Pour autant, on ne fait pas ce que l’on veut. Je ne suis pas un spécialiste de l’aménagement urbain, j’ai dû rencontrer beaucoup de services pour décider des éléments techniques à intégrer pour que la 3D soit la plus réaliste possible par rapport au projet. Quels types de bus, quels types de poubelles, quel âge devront avoir les arbres. Ce n’est pas anodin, si on intègre des arbres d’un an, il n’y aura pas de feuillage, ce qui donnera un aspect très minéral au projet. Si on intègre des animations d’arbres centenaires, ce n’est pas crédible, et ça risque de décevoir au moment de la mise en œuvre. C’est un subtil dosage entre réalité et projection.

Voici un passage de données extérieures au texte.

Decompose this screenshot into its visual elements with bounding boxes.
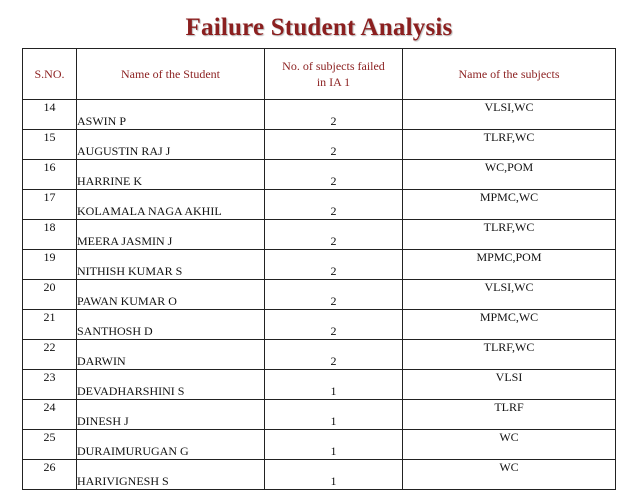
cell-subjects-failed: 2: [265, 190, 403, 220]
cell-subject-names: TLRF,WC: [403, 340, 616, 370]
failure-analysis-table: [22, 48, 616, 490]
table-row: [23, 100, 616, 130]
cell-sno: 24: [23, 400, 77, 430]
cell-sno: 18: [23, 220, 77, 250]
cell-sno: 26: [23, 460, 77, 490]
table-row: [23, 400, 616, 430]
cell-student-name: SANTHOSH D: [77, 310, 265, 340]
table-row: [23, 340, 616, 370]
cell-subject-names: VLSI,WC: [403, 280, 616, 310]
table-row: [23, 190, 616, 220]
cell-student-name: MEERA JASMIN J: [77, 220, 265, 250]
cell-student-name: DARWIN: [77, 340, 265, 370]
table-row: [23, 250, 616, 280]
table-row: [23, 160, 616, 190]
cell-subjects-failed: 1: [265, 430, 403, 460]
cell-student-name: DINESH J: [77, 400, 265, 430]
cell-subject-names: MPMC,WC: [403, 310, 616, 340]
cell-student-name: DEVADHARSHINI S: [77, 370, 265, 400]
cell-student-name: HARRINE K: [77, 160, 265, 190]
cell-sno: 21: [23, 310, 77, 340]
cell-subject-names: WC: [403, 460, 616, 490]
cell-sno: 14: [23, 100, 77, 130]
cell-student-name: HARIVIGNESH S: [77, 460, 265, 490]
slide-title: Failure Student Analysis: [185, 14, 453, 41]
header-student-name: Name of the Student: [77, 49, 265, 100]
cell-sno: 16: [23, 160, 77, 190]
cell-sno: 25: [23, 430, 77, 460]
cell-subject-names: TLRF,WC: [403, 220, 616, 250]
table-row: [23, 130, 616, 160]
table-body: [23, 100, 616, 490]
header-sno: S.NO.: [23, 49, 77, 100]
cell-subjects-failed: 2: [265, 250, 403, 280]
header-subject-names: Name of the subjects: [403, 49, 616, 100]
cell-subject-names: TLRF: [403, 400, 616, 430]
cell-subject-names: WC: [403, 430, 616, 460]
cell-student-name: DURAIMURUGAN G: [77, 430, 265, 460]
cell-subjects-failed: 1: [265, 370, 403, 400]
cell-subjects-failed: 2: [265, 280, 403, 310]
cell-sno: 19: [23, 250, 77, 280]
cell-sno: 17: [23, 190, 77, 220]
cell-subjects-failed: 1: [265, 400, 403, 430]
header-row: [23, 49, 616, 100]
cell-sno: 20: [23, 280, 77, 310]
table-row: [23, 220, 616, 250]
cell-student-name: ASWIN P: [77, 100, 265, 130]
cell-subject-names: VLSI: [403, 370, 616, 400]
cell-subject-names: VLSI,WC: [403, 100, 616, 130]
cell-subject-names: TLRF,WC: [403, 130, 616, 160]
table-row: [23, 370, 616, 400]
cell-sno: 22: [23, 340, 77, 370]
cell-subject-names: MPMC,WC: [403, 190, 616, 220]
cell-sno: 15: [23, 130, 77, 160]
cell-student-name: KOLAMALA NAGA AKHIL: [77, 190, 265, 220]
cell-subjects-failed: 1: [265, 460, 403, 490]
header-subjects-failed: No. of subjects failed in IA 1: [265, 49, 403, 100]
table-row: [23, 430, 616, 460]
cell-subject-names: WC,POM: [403, 160, 616, 190]
cell-subjects-failed: 2: [265, 160, 403, 190]
cell-sno: 23: [23, 370, 77, 400]
cell-subjects-failed: 2: [265, 340, 403, 370]
cell-student-name: AUGUSTIN RAJ J: [77, 130, 265, 160]
table-row: [23, 460, 616, 490]
table-header: [23, 49, 616, 100]
cell-student-name: NITHISH KUMAR S: [77, 250, 265, 280]
table-row: [23, 280, 616, 310]
cell-student-name: PAWAN KUMAR O: [77, 280, 265, 310]
cell-subjects-failed: 2: [265, 220, 403, 250]
cell-subjects-failed: 2: [265, 130, 403, 160]
cell-subjects-failed: 2: [265, 100, 403, 130]
cell-subjects-failed: 2: [265, 310, 403, 340]
cell-subject-names: MPMC,POM: [403, 250, 616, 280]
table-row: [23, 310, 616, 340]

C’est l’instant carte blanche, quelque chose à ajouter ? 

Il faut faire la distinction entre innovation technique ou technologique et innovation d’usage. Avec le vidéo mapping par exemple, je n’ai rien inventé d’un point de vue technique. En revanche, j’ai imaginé des produits qui peuvent correspondre à d’autres besoins. 

Je pense que dans nos métiers, il est très important de brainstormer et de rêver pour aller chercher de nouvelles manière d’embarquer les publics dans des nouvelles expériences. Je ne parlerais pas d’immersif, on entend beaucoup trop ce mot, et il ne veut plus rien dire. Je dirais plutôt enchanteur. J’ai gardé mon âme d’enfant et j’ai envie de créer et de partager des mondes imaginaires enchanteurs. J’ai déjà plein de nouvelles idées, mais là, je crois qu’il est vraiment encore trop tôt pour en parler.